Après je me regarde GoT : le dernier épisode de la saison 5. D'habitude, les derniers épisodes, ça dégage pas mal au niveau du casting. Ben cet épisode là ne déroge pas à la règle ... bien au contraire, on a rarement vu autant d'évacuations en 50 minutes dans une sur-enchère déjà critiquée (c'est toujours si facile de critiquer). Je ne vais pas vous spoiler les noms. Je mettrai juste une image qui est une confirmation d'un gros buzz astucieusement orchestré avant le démarrage de la saison sur des photos soi-disant leakées de la scène de nue de Cerceï.

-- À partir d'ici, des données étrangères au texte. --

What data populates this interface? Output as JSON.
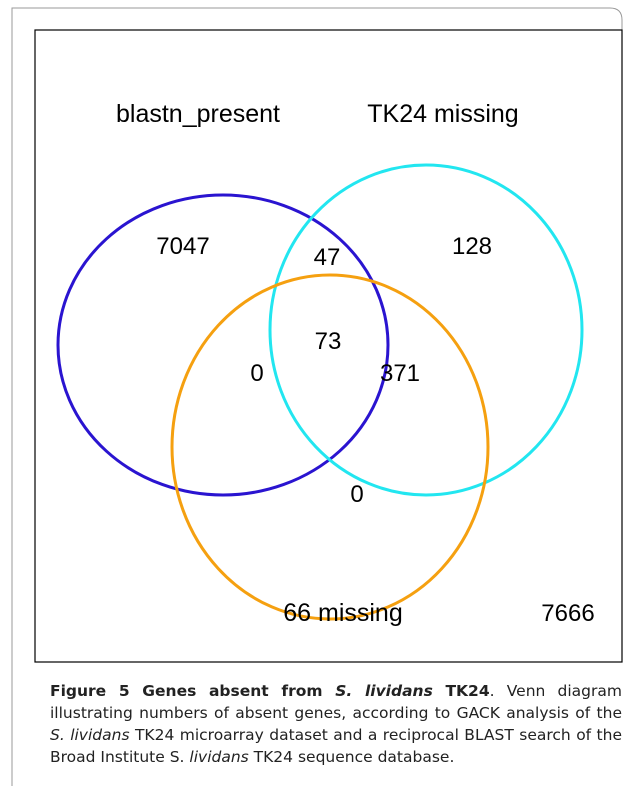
{
  "figure": {
    "set_labels": [
      "blastn_present",
      "TK24 missing",
      "66 missing"
    ],
    "regions": {
      "blastn_only": "7047",
      "blastn_tk24": "47",
      "tk24_only": "128",
      "all_three": "73",
      "blastn_66": "0",
      "tk24_66": "371",
      "66_only": "0",
      "outside": "7666"
    }
  },
  "caption": [
    "Figure 5 Genes absent from ",
    "S. lividans",
    " TK24",
    ". Venn diagram illustrating numbers of absent genes, according to GACK analysis of the ",
    "S. lividans",
    " TK24 microarray dataset and a reciprocal BLAST search of the Broad Institute S. ",
    "lividans",
    " TK24 sequence database."
  ]
}
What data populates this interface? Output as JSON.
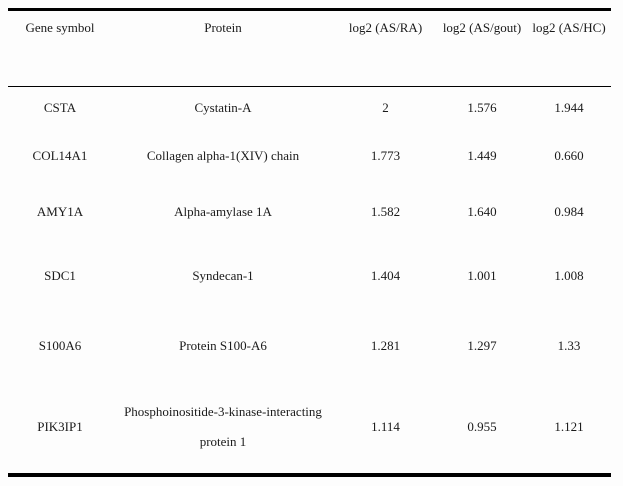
{
  "table": {
    "columns": [
      {
        "key": "gene",
        "label": "Gene symbol"
      },
      {
        "key": "protein",
        "label": "Protein"
      },
      {
        "key": "as_ra",
        "label": "log2 (AS/RA)"
      },
      {
        "key": "as_gout",
        "label": "log2 (AS/gout)"
      },
      {
        "key": "as_hc",
        "label": "log2 (AS/HC)"
      }
    ],
    "rows": [
      {
        "gene": "CSTA",
        "protein": "Cystatin-A",
        "as_ra": "2",
        "as_gout": "1.576",
        "as_hc": "1.944"
      },
      {
        "gene": "COL14A1",
        "protein": "Collagen alpha-1(XIV) chain",
        "as_ra": "1.773",
        "as_gout": "1.449",
        "as_hc": "0.660"
      },
      {
        "gene": "AMY1A",
        "protein": "Alpha-amylase 1A",
        "as_ra": "1.582",
        "as_gout": "1.640",
        "as_hc": "0.984"
      },
      {
        "gene": "SDC1",
        "protein": "Syndecan-1",
        "as_ra": "1.404",
        "as_gout": "1.001",
        "as_hc": "1.008"
      },
      {
        "gene": "S100A6",
        "protein": "Protein S100-A6",
        "as_ra": "1.281",
        "as_gout": "1.297",
        "as_hc": "1.33"
      },
      {
        "gene": "PIK3IP1",
        "protein": "Phosphoinositide-3-kinase-interacting protein 1",
        "as_ra": "1.114",
        "as_gout": "0.955",
        "as_hc": "1.121"
      }
    ]
  },
  "chart_data": {
    "type": "table",
    "columns": [
      "Gene symbol",
      "Protein",
      "log2 (AS/RA)",
      "log2 (AS/gout)",
      "log2 (AS/HC)"
    ],
    "rows": [
      [
        "CSTA",
        "Cystatin-A",
        "2",
        "1.576",
        "1.944"
      ],
      [
        "COL14A1",
        "Collagen alpha-1(XIV) chain",
        "1.773",
        "1.449",
        "0.660"
      ],
      [
        "AMY1A",
        "Alpha-amylase 1A",
        "1.582",
        "1.640",
        "0.984"
      ],
      [
        "SDC1",
        "Syndecan-1",
        "1.404",
        "1.001",
        "1.008"
      ],
      [
        "S100A6",
        "Protein S100-A6",
        "1.281",
        "1.297",
        "1.33"
      ],
      [
        "PIK3IP1",
        "Phosphoinositide-3-kinase-interacting protein 1",
        "1.114",
        "0.955",
        "1.121"
      ]
    ]
  },
  "colors": {
    "background": "#fdfdfd",
    "text": "#1a1a1a",
    "rule": "#000000"
  }
}
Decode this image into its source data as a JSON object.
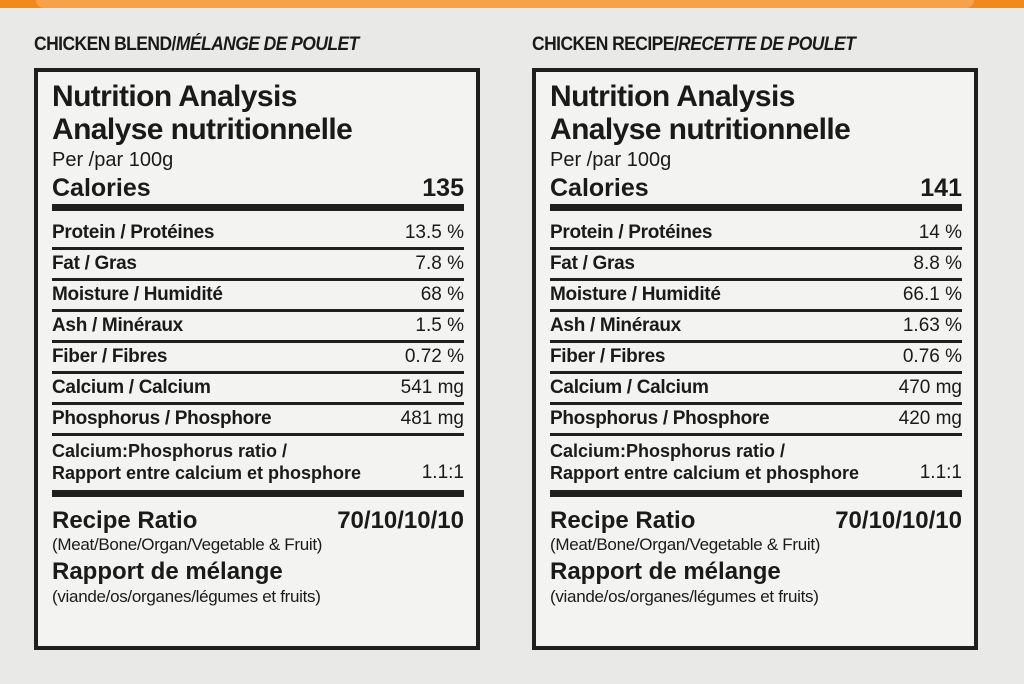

On en a pour nos yeux et les trois deux derniers épisodes de la saison sont comme toujours poignardants de suspense, de stupeur et tremblement. Comme toujours, ça ferme des portes, et en ouvre de nouvelles dans un tourbillon de sang, de larmes, de glace et de feu.

 

Voilà, un nouveau tome est terminé. Fini l'attente haletante d'un lundi à l'autre. Ca fait un process qui passe en background jusqu'à l'année prochaine. Ca de RAM libèrée. Je vais en avoir besoin.

Grosse fatigue

La plus grosse inconnue maintenant, c'est mon niveau de fatigue. C'est traitre la fatigue. On se sait crevé, mais parfois on est trop fatigué pour se rendre compte à quel point. Parfois on réalise que quand on tomb qu'on va mettre des semaines à se relever. L'année dernière j'ai mis 5 semaines à refaire surface.

Alors est-ce que deux bonnes grasses mat's et j'aurai la patate ou bien me faudra-t-il comater des semaines avant de revenir au top ? Bon, le truc sur c'est que je n'ai pas perdu de poids comme l'année dernière où j'étais tombé à 64 kg. Bien au contraire, là je suis à 79. Jamais été aussi lourd de ma vie.

Et puis, la fatigue, c'est un mélange de mental et de physique ... mais comme le dit Friedrich, ce qui ne nous tue pas, nous rend plus fort.